Y lo peor de la condena que pende por encima de las naves que cruzan el Atlántico no es la muerte, sino la incertidumbre de esta muerte. Desde hace dos o tres años existe en la tripulación y en el servicio el malestar propio de quienes no saben sí cada viaje será el último. Y eso se nota en una atmósfera que a quienes han viajado a menudo no pasa inadvertida. Es una dejadez general, un abandono de modales, de espíritu. Y de esa atmósfera no se libra nadie, desde el comandante al último grumete,el «garcone», como dicen bellamente los italianos con palabra arcaica. Las tareas principales, las que se refieren a la marcha del navío y su seguridad en el mar se llevan a cabo sin un fallo, pero todas las demás en las que tienen que intervenir, además del deber de la voluntad de agradar, sufren de una forma tenaz del «menefreghismo», equivalente al «menefoutisme» francés; una laxitud que ha transformado una organización perfecta en un ambiente en que se hace lo menos posible si eso puede llevar a una discusión o a un conflicto con los pasajeros. Pendientes de las noticias de Italia sobre la posible fusión entre la «Costa», la «Lauro» y la estatal, para dedicar los buques sólo a cruceros cuya gestión correría a cargo de la empresa privada -dando la razón a quienes la consideramos mil veces más eficaz-, la rutina diaria es eso, rutina.

Se cometen las más flagrantes faltas de disciplina a bordo sin una corrección. «Los niños no están admitidos en la piscina después de las once», dice el cartel. (A las doce y, media ese cartel no puede leerse por el racimo de niños colgados enfrente.) «Los niños no están autorizados a entrar en los salones después de las diez». (A las doce para bailar en la pista, hay que pisotear a veinte niños que danzan alegremente.) El comandante rubio y desvaído pasa por delante de ello con aire ausente y lejano, como si en vez del «amo después de Dios» fuera un escéptico testigo delos desaforos de la humanidad. El comisario se excusa como si, en vez de un grupo de pequeños revoltosos, se tratara de la invencible invasión de los hunos. «Cosa devo fare?». Los padres no colaboran. Igual caso se hace de los letreros que, rezan «se prohibe fumar», «manténgase en los límites de su clase».

Todo ha adquirido un aire provisional, de espera; en la bodega faltan marcas de vino, en la boutique apenas hay surtido: «Como no sabemos cuánto vamos a durar», suspiran... Los viejos camareros, los que sienten como parte de la dignidad de su oficio el tratar bien a los pasajeros, se multiplican, se excusan, se pelean con los jóvenes ayudantes, lógicamente más impacientes, lógicamente más extremistas, menos respetuosos.
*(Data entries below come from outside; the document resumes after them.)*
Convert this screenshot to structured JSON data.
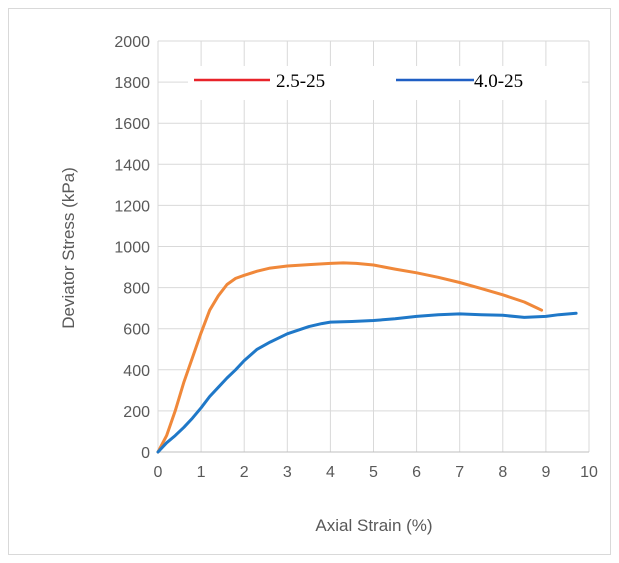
{
  "chart_data": {
    "type": "line",
    "title": "",
    "xlabel": "Axial Strain (%)",
    "ylabel": "Deviator Stress (kPa)",
    "xlim": [
      0,
      10
    ],
    "ylim": [
      0,
      2000
    ],
    "xticks": [
      0,
      1,
      2,
      3,
      4,
      5,
      6,
      7,
      8,
      9,
      10
    ],
    "yticks": [
      0,
      200,
      400,
      600,
      800,
      1000,
      1200,
      1400,
      1600,
      1800,
      2000
    ],
    "grid": true,
    "legend_position": "top",
    "legend": [
      {
        "label": "2.5-25",
        "color": "#e8232a"
      },
      {
        "label": "4.0-25",
        "color": "#1f5fc4"
      }
    ],
    "series": [
      {
        "color": "#f0883a",
        "x": [
          0,
          0.2,
          0.4,
          0.6,
          0.8,
          1.0,
          1.2,
          1.4,
          1.6,
          1.8,
          2.0,
          2.3,
          2.6,
          3.0,
          3.5,
          4.0,
          4.3,
          4.6,
          5.0,
          5.5,
          6.0,
          6.5,
          7.0,
          7.5,
          8.0,
          8.5,
          8.8,
          8.9
        ],
        "y": [
          0,
          80,
          200,
          340,
          460,
          580,
          690,
          760,
          815,
          845,
          860,
          880,
          895,
          905,
          912,
          918,
          920,
          918,
          910,
          890,
          872,
          850,
          825,
          795,
          765,
          730,
          700,
          690
        ]
      },
      {
        "color": "#1f78c8",
        "x": [
          0,
          0.2,
          0.4,
          0.6,
          0.8,
          1.0,
          1.2,
          1.4,
          1.6,
          1.8,
          2.0,
          2.3,
          2.6,
          3.0,
          3.5,
          3.8,
          4.0,
          4.5,
          5.0,
          5.5,
          6.0,
          6.5,
          7.0,
          7.5,
          8.0,
          8.5,
          9.0,
          9.3,
          9.7
        ],
        "y": [
          0,
          45,
          80,
          120,
          165,
          215,
          270,
          315,
          360,
          400,
          445,
          500,
          535,
          575,
          610,
          625,
          632,
          635,
          640,
          648,
          660,
          668,
          672,
          668,
          665,
          655,
          660,
          668,
          675
        ]
      }
    ]
  }
}
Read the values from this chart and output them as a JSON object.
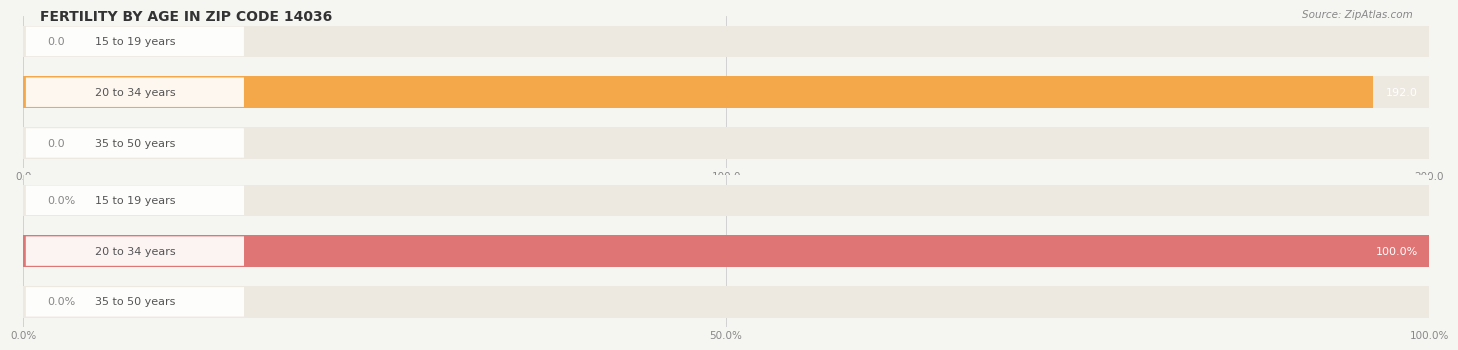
{
  "title": "FERTILITY BY AGE IN ZIP CODE 14036",
  "source": "Source: ZipAtlas.com",
  "top_chart": {
    "categories": [
      "15 to 19 years",
      "20 to 34 years",
      "35 to 50 years"
    ],
    "values": [
      0.0,
      192.0,
      0.0
    ],
    "xlim": [
      0,
      200
    ],
    "xticks": [
      0.0,
      100.0,
      200.0
    ],
    "xtick_labels": [
      "0.0",
      "100.0",
      "200.0"
    ],
    "bar_color": "#F5A84A",
    "bar_bg_color": "#EDE8E0"
  },
  "bottom_chart": {
    "categories": [
      "15 to 19 years",
      "20 to 34 years",
      "35 to 50 years"
    ],
    "values": [
      0.0,
      100.0,
      0.0
    ],
    "xlim": [
      0,
      100
    ],
    "xticks": [
      0.0,
      50.0,
      100.0
    ],
    "xtick_labels": [
      "0.0%",
      "50.0%",
      "100.0%"
    ],
    "bar_color": "#E07575",
    "bar_bg_color": "#EDE8E0"
  },
  "category_label_color": "#555555",
  "bg_color": "#f5f5f2",
  "title_fontsize": 10,
  "source_fontsize": 7.5,
  "value_label_fontsize": 8,
  "category_fontsize": 8,
  "tick_fontsize": 7.5
}
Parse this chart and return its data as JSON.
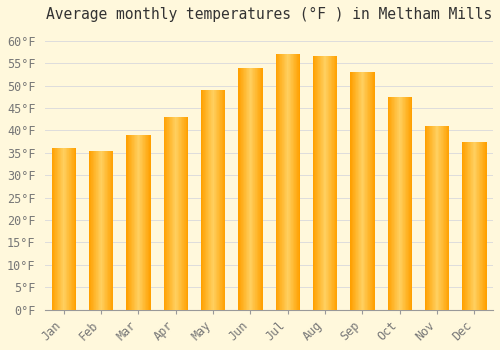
{
  "title": "Average monthly temperatures (°F ) in Meltham Mills",
  "months": [
    "Jan",
    "Feb",
    "Mar",
    "Apr",
    "May",
    "Jun",
    "Jul",
    "Aug",
    "Sep",
    "Oct",
    "Nov",
    "Dec"
  ],
  "values": [
    36,
    35.5,
    39,
    43,
    49,
    54,
    57,
    56.5,
    53,
    47.5,
    41,
    37.5
  ],
  "bar_color": "#FFA500",
  "bar_color_light": "#FFD580",
  "ylim": [
    0,
    63
  ],
  "yticks": [
    0,
    5,
    10,
    15,
    20,
    25,
    30,
    35,
    40,
    45,
    50,
    55,
    60
  ],
  "background_color": "#FFF8DC",
  "grid_color": "#DDDDDD",
  "title_fontsize": 10.5,
  "tick_fontsize": 8.5
}
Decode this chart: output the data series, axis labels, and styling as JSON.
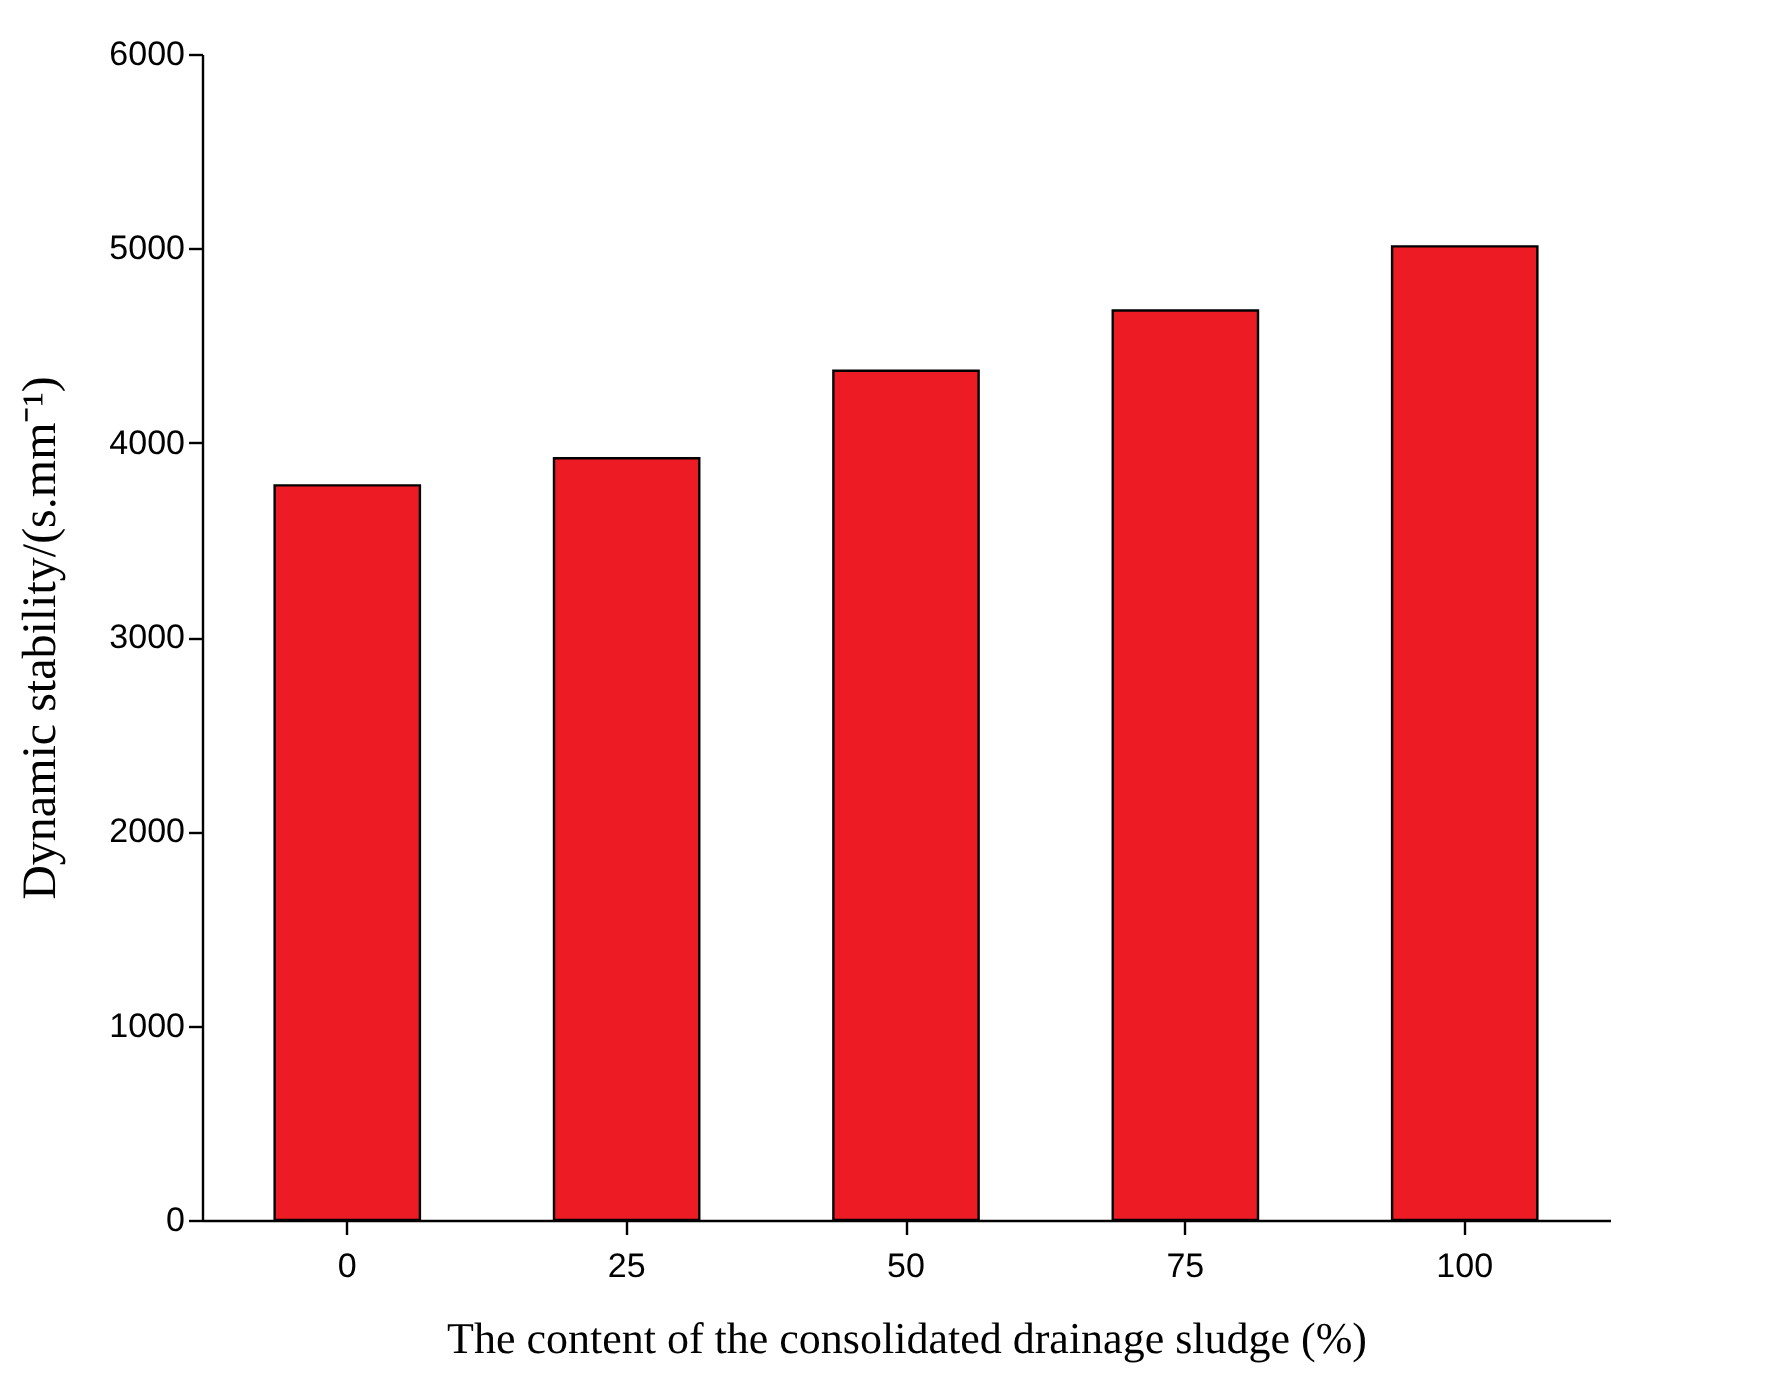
{
  "chart_data": {
    "type": "bar",
    "xlabel": "The content of the consolidated drainage sludge (%)",
    "ylabel": "Dynamic stability/(s.mm⁻¹)",
    "categories": [
      "0",
      "25",
      "50",
      "75",
      "100"
    ],
    "values": [
      3780,
      3920,
      4370,
      4680,
      5010
    ],
    "color": "#ed1c24",
    "ylim": [
      0,
      6000
    ],
    "yticks": [
      0,
      1000,
      2000,
      3000,
      4000,
      5000,
      6000
    ],
    "grid": false
  }
}
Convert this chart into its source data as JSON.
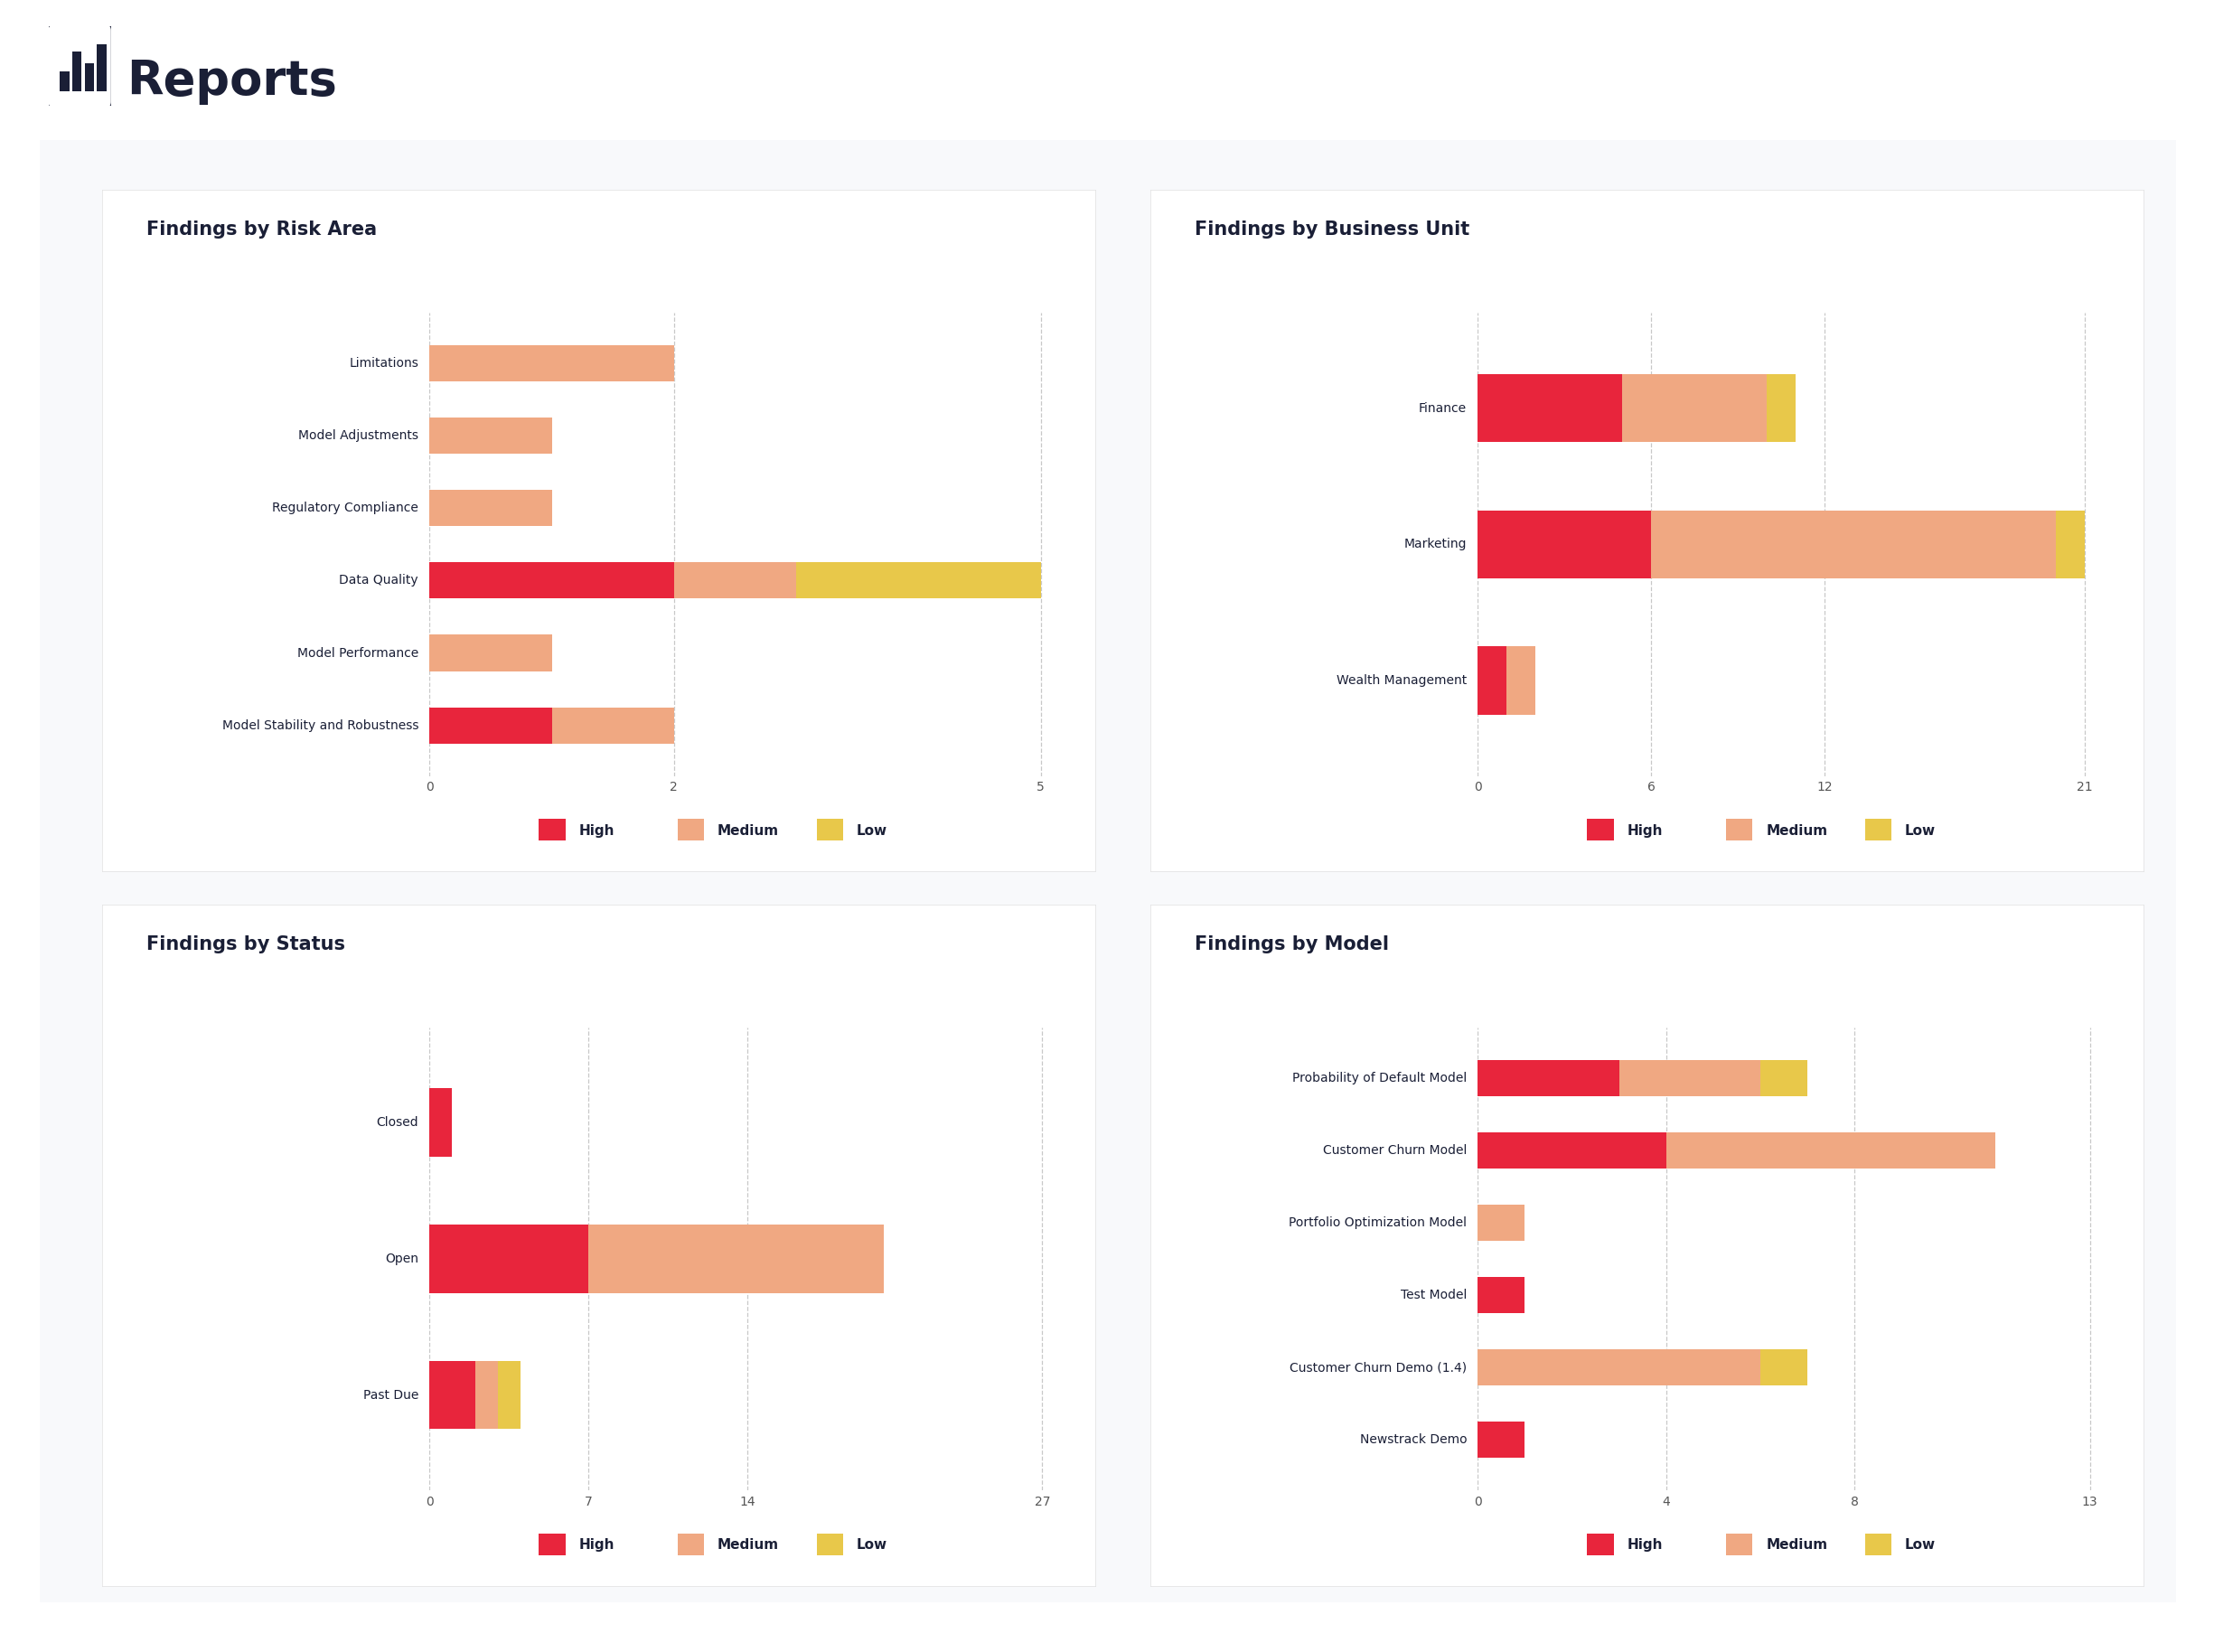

Los barcos se hunden... No los hunden, como se pensó una vez, los aviones a reacción. Por muchos que vuelen, siempre habrá gente que prefiera el lento, suave paso de los días trabajando, leyendo, haciendo deporte, conociendo gentes de, otras latitudes, mientras le acercan a su destino. Los hunde la pésima administración de los de arriba y el afán reivindicatorio de los de abajo. Entre todos están matando a la gallina de los huevos de oro... que para muchos de nosotros era un cisne.

A bordo del «Marconi», en el Atlántico, julio del 76.